MEETING OF THE WOMAN'S BUREAU.
As usual, the January number of the Missionary is devoted to the addresses and papers delivered at the meeting of the Bureau of Woman's Work, at Detroit, Mich. We are sure our readers will be gratified with the reports which we give of these very telling papers and speeches. They set forth distinctly the work of this Bureau and the needs and prospects of the various peoples to whom its labors are devoted. The Bureau is commending itself more and more as a valuable assistant in reaching the hearts and moving the sympathies of the Christian women of our churches, thus securing enlarged contributions.
CLIPPINGS FROM FIELD CORRESPONDENCE.
THE SOUTH.
From Allen Normal School, Thomasville, Ga.:
Every year of experience in the work strengthens my conviction of the uncounted value of the work done in the American Missionary Association schools in just the matter of fitting young men and women to go to these country places, to carry to the multitudes of their own race, whose lives are miserably darkened by ignorance and superstition, the light which they have received.

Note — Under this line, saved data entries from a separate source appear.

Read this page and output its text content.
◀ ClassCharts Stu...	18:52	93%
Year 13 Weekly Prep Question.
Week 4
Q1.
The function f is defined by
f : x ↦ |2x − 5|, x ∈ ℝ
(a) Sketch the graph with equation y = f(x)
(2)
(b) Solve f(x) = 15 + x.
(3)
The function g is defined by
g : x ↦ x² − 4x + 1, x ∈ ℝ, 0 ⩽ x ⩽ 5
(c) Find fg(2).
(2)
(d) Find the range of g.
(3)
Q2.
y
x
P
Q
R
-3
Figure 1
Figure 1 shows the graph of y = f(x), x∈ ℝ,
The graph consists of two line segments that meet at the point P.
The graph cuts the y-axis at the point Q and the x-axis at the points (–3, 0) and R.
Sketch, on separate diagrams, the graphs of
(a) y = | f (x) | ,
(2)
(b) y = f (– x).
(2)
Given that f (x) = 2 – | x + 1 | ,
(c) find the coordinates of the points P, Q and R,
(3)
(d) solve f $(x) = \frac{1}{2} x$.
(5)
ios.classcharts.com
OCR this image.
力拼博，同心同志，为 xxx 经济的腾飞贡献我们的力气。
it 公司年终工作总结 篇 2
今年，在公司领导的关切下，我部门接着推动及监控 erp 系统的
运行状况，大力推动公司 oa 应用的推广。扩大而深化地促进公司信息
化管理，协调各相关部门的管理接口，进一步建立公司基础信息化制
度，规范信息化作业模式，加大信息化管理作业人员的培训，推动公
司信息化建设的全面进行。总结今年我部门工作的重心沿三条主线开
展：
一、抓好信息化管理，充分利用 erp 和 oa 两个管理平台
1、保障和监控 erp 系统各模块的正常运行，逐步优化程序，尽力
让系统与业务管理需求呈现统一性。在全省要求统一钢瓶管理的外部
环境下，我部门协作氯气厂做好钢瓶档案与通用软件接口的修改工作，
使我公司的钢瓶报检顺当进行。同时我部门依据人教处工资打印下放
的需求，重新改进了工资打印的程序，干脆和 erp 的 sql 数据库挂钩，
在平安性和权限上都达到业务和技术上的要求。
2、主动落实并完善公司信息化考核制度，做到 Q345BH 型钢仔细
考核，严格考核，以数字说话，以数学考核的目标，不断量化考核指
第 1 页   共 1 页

From Lincoln School, Meridian, Miss.:
God is giving us great encouragement. No year has yet brought us as great pleasure as this in seeing the fruits of our work. Eight of our last year's graduates entered Tougaloo and Fisk. Better than this—for we do not expect the greater part of our pupils will enter higher institutions—more than forty of our students are now teaching. Nearly every school in Kemper County is supplied with teachers from our school. Several of our young men are seriously considering the going as mission teachers into the darkest part of the great Black Belt.